We’ve already written before about AI’s potential to improve pigs’ lives by listening to them. Now, scientists have found they can use AI on another barnyard favorite: chickens.
Artificial intelligence can help the happiness and well-being of chickens by listening to them and determining their happiness by their squawks.
Researchers estimate that the technology could be available to farmers within five years. It differentiates and qualifies chicken distress calls, separating them from other farm noises with an accuracy of up to 97 percent. Being able to tell when chickens are in pain or distress could drastically improve the standards of livestock farming.
“Chickens are very vocal, but the distress call tends to be louder than the others and is what we would describe as a pure tonal call,” said Alan McElligott, an associate professor of animal behavior and welfare at the City University of Hong Kong. “Even to the untrained ear, it’s not too difficult to pick them out.”

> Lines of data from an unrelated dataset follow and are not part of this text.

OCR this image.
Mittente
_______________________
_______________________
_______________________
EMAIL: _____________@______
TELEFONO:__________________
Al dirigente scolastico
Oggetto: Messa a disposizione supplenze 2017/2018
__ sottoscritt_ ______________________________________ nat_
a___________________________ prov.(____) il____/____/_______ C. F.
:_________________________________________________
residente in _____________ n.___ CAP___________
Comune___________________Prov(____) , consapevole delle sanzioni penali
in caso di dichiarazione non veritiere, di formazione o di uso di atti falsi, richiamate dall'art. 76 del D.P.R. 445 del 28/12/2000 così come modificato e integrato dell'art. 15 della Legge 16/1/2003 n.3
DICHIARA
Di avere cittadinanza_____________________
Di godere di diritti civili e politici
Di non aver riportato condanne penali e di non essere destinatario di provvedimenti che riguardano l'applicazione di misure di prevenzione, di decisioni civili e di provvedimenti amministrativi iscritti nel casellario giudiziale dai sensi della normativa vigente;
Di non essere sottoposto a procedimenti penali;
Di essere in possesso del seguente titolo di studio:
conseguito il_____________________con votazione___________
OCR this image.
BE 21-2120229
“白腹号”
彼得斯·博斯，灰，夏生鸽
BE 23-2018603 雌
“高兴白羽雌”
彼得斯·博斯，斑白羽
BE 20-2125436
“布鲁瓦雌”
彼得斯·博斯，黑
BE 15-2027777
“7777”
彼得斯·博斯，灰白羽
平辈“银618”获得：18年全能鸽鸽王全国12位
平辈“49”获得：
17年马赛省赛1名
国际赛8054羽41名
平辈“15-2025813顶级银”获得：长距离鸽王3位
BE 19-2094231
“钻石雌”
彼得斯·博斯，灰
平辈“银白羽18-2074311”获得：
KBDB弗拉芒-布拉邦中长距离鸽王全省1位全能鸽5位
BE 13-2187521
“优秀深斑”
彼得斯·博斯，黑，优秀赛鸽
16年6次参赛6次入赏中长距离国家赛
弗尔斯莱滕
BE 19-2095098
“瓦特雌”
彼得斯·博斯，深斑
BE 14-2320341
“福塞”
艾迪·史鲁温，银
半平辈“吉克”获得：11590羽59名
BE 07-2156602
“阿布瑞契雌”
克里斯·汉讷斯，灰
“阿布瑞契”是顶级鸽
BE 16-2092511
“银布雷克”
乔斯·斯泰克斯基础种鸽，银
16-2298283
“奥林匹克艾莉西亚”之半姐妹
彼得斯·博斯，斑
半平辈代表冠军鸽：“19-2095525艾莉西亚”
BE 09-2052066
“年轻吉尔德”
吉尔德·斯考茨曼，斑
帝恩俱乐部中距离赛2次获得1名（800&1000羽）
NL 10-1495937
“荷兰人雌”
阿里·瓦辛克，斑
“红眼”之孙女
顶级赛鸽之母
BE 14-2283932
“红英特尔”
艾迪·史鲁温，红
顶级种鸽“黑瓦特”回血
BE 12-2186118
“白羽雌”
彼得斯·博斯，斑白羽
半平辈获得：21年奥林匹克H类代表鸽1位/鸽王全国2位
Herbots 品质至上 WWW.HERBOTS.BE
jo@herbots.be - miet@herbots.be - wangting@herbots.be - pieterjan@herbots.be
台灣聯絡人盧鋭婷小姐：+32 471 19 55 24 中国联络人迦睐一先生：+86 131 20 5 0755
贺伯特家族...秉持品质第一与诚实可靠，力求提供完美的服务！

While this technology might not be practical for huge commercial chicken flocks with thousands and thousands of chickens, it would greatly help smaller chicken farms. It uses deep learning to identify a variety of distressed noises from chickens that were taught to the program by field experts. With this and the right recording equipment, smaller operations could identify if their chickens are in distress and adjust their housing situations or tend to an individual chicken.
“Our end goal is not to count distress calls, but to create conditions in which the chickens can live and have a reduced amount of distress,” said McElligott.